A weekend outside and how nice it was too. Saturday walking the disused Railway Trail from Shelly Bay in Hamilton Parish down to the Flatts Inlet walking past the ruins of old shipbuilding chimneys where some of Bermuda's Clippers were made in the 19th century. And then past the Bermuda Railway Museum museum, tiny and privately owned and unfortunately not open.
The walk took us along the North Shore coastline and the most startling thing was the huge amount of Portuguese Man o' War
lying on the beaches. They are known to swarm in their thousands and the warmer waters followed by the recent strong north-easterly winds had washed these deceptively innocuous bag like creatures given their paralysing sting, up on to the sand. I prodded one with my trainer and then I was off.
The Bermuda Railway Trail
is deserving of a lot more attention and I will get back to it soon.

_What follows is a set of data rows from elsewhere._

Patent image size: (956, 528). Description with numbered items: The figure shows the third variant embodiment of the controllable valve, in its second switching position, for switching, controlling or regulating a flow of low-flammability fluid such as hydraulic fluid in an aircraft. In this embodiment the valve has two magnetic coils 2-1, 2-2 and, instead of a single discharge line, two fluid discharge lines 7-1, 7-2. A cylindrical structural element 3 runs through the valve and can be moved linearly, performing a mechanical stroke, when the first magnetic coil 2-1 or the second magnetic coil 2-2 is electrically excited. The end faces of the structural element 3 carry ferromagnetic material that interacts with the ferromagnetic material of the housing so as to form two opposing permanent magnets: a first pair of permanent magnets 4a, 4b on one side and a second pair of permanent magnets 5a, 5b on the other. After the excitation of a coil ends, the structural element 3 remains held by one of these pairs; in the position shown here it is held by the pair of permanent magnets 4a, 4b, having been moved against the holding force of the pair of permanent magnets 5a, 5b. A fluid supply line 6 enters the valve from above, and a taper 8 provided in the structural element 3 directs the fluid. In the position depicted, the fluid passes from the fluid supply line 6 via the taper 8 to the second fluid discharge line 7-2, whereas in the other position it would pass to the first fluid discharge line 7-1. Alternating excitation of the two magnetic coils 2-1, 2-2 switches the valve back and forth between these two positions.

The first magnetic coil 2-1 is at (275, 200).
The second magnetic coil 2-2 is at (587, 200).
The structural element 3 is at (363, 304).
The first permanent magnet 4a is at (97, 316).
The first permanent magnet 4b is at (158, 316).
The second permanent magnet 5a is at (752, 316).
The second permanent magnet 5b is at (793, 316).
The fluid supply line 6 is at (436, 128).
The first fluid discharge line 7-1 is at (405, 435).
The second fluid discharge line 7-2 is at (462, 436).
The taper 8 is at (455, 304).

Yesterday the sun was blazing in the afternoon and with friends we headed out in the other direction, west from our house to the Parish of Somerset, and across the smallest drawbridge in the world
to two beautiful spots.Fort Scaur
(the link does it no justice at all) was part of a ring of fortifications constructed in the 19th century, during a period of troubled relations between Britain and the United States and has been beautifully restored with subterranean passages, but the best bit is on top of the hill as the panoramic views were stunning.
Then just a mile up the road was just one of the tiniest and prettiest little chapels I have even seen. Part of a blissfully peaceful 43-acre tract of land known as the Heydon Trust, the chapel dates back to before 1620 and is still fully active. With lovely gardens and bluebird nest boxes strategically situated, I could have sat there for hours. The great outdoors.